The study of such (n,p) reactions is achievable via the measurement of the reverse (p,n) reactions. While such proton-induced reaction measurements are particularly challenging, as the recoils and the unreacted projectiles have nearly identical masses, an appropriate separation level can still be achieved by SECAR, the SEparator for CApture Reactions at FRIB. In a recent experiment, the first direct measurement of the p($^{58}$Fe,n)$^{58}$Co reaction was possible by the in-coincidence detection of the recoil $^{58}$Co at the end of SECAR and the emitted neutrons near the SECAR target/entrance.

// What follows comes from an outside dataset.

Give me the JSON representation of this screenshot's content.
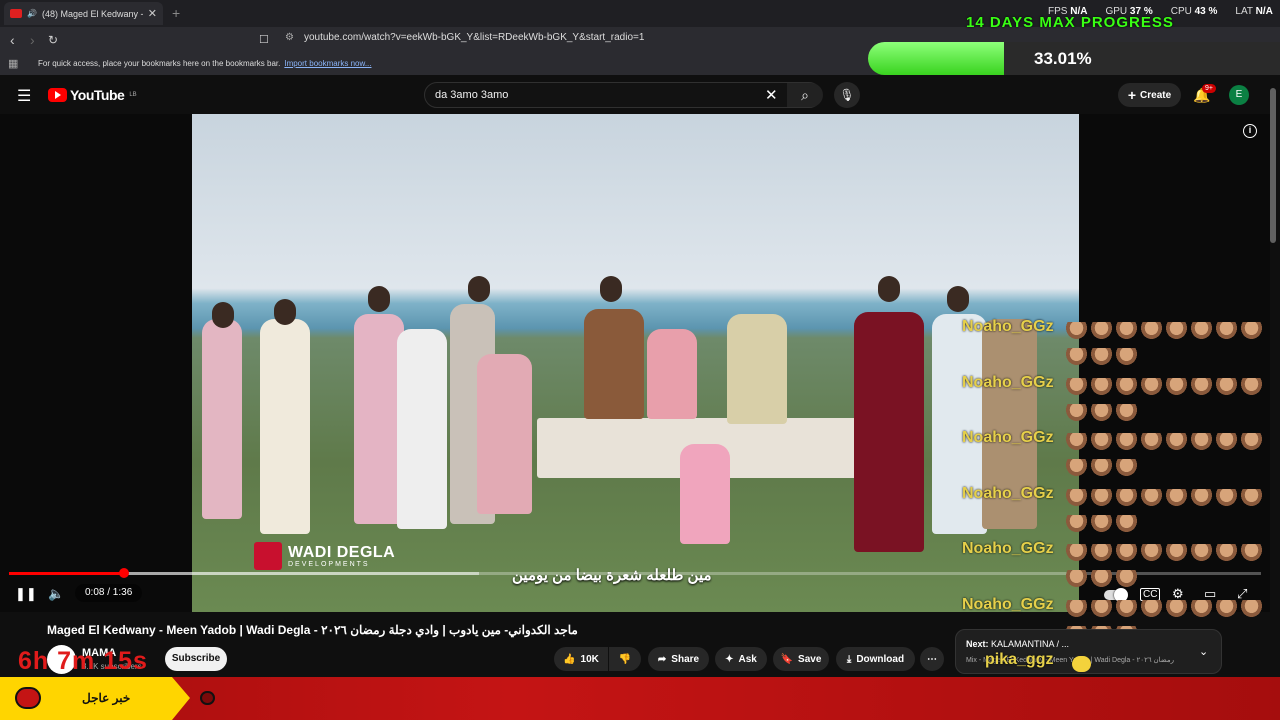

As the $^{58}$Fe(p,n)$^{58}$Co reaction has been measured in the past only via the activation method, this direct measurement is expected to improve the cross-section data available, especially for energies close to the Coulomb barrier, and to pave the path for many other (p,n) reaction measurements of great astrophysical interest with low abundance isotope - as is the case for the $^{58}$Fe, or radioactive beams. In this talk, some preliminary results of the aforementioned experiment, along with the experimental details for the (p,n) reaction study with SECAR, will be discussed.